Yiğit Bulut (1 January 1972 – 11 July 2025) was a Turkish journalist, conspiracy theorist, and from July 2013, a senior advisor to president Recep Tayyip Erdoğan. He was editor-in-chief at news channels Habertürk TV (2009–2012) and Kanal 24 (2012–2013). He was also a contributor to the daily newspapers Radikal (2001–2007), Vatan and Referans (until 2009), Habertürk (2009–2012) and Star (2012–2013). He was appointed a senior advisor to current president Recep Tayyip Erdoğan while he was serving as prime minister in July 2013. His appointment drew criticism for remarks he had made about the 2013 protests in Turkey that had alleged various conspiracies aimed at toppling Erdoğan, including a claim that foreign forces were trying to murder Erdoğan using "telekinesis and other methods".

==Background==
Bulut was born in Keşan, Edirne on 1 January 1972. His father Mustafa Bulut was elected a deputy for the Justice Party in 1977. Bulut was a graduate of the Galatasaray High School and Bilkent University.

Bulut was married to Şule Zeybek, a television presenter on Doğan Media Group's Kanal D; they divorced in 2010. On 11 July 2025, Bulut died at an Istanbul hospital where he had been receiving treatment for pancreatic cancer. He was 53. One day later, he was buried at Karacaahmet Cemetery.

==Career==
Bulut wrote columns for the Doğan Media Group's Radikal daily from 2001 to 2007. Bulut also wrote for the group's Vatan and Referans newspapers and presented a show on the group's CNN Türk station. In June 2009, he left the group, after some of his articles criticising the Editor-in-Chief of Hürriyet, another Doğan newspaper, were censored. He transferred to the Ciner Group's Habertürk newspaper and Habertürk TV television station, becoming Habertürk TV's editor-in-chief until January 2012.

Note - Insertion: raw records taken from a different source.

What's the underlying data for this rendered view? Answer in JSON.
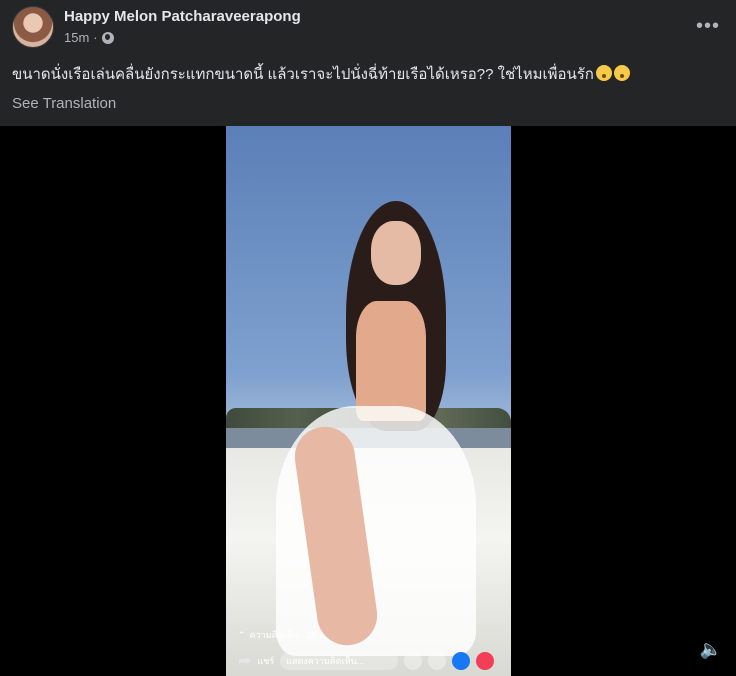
{
  "post": {
    "author": "Happy Melon Patcharaveerapong",
    "time": "15m",
    "more_label": "•••",
    "caption": "ขนาดนั่งเรือเล่นคลื่นยังกระแทกขนาดนี้  แล้วเราจะไปนั่งฉี่ท้ายเรือได้เหรอ??   ใช่ไหมเพื่อนรัก",
    "translate_label": "See Translation"
  },
  "video": {
    "comments_label": "ความคิดเห็น · 28 ·",
    "share_label": "แชร์",
    "comment_placeholder": "แสดงความคิดเห็น...",
    "mute_icon": "🔈"
  },
  "icons": [
    "globe-icon",
    "more-icon",
    "chevron-up-icon",
    "share-icon",
    "like-icon",
    "love-icon",
    "mute-icon"
  ]
}
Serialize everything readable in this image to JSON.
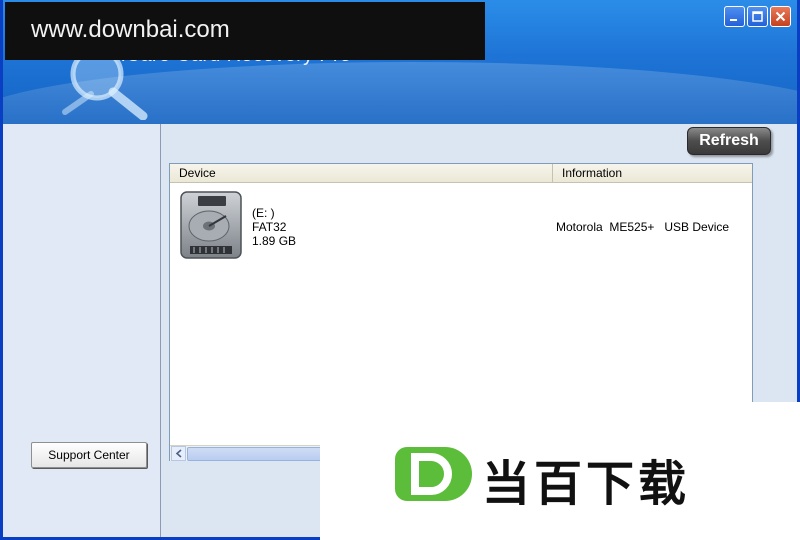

In 2010, at a prime ministerial meeting with journalists, Bulut asked prime minister Recep Tayyip Erdoğan for a regulator for internet and print media, an equivalent to the RTÜK for radio and television, to allow more government control over print and internet media. The proposal was sharply criticised by many in the media.

After leaving Habertürk in 2012 Bulut later became editor-in-chief of the Star Media Group's news channel Kanal 24, and a columnist for its Star newspaper before being appointed chief advisor to prime minister Recep Tayyip Erdoğan in July 2013.

==Conspiracy theories==
Bulut said about the 2013 protests in Turkey that had alleged various conspiracies aimed at toppling Erdoğan, including a claim that foreign forces were trying to murder Erdoğan using "telekinesis and other methods". In 2016, at an interview he said that foreign chefs on Turkish television shows are undercover spies and that Turkish people should be on alert.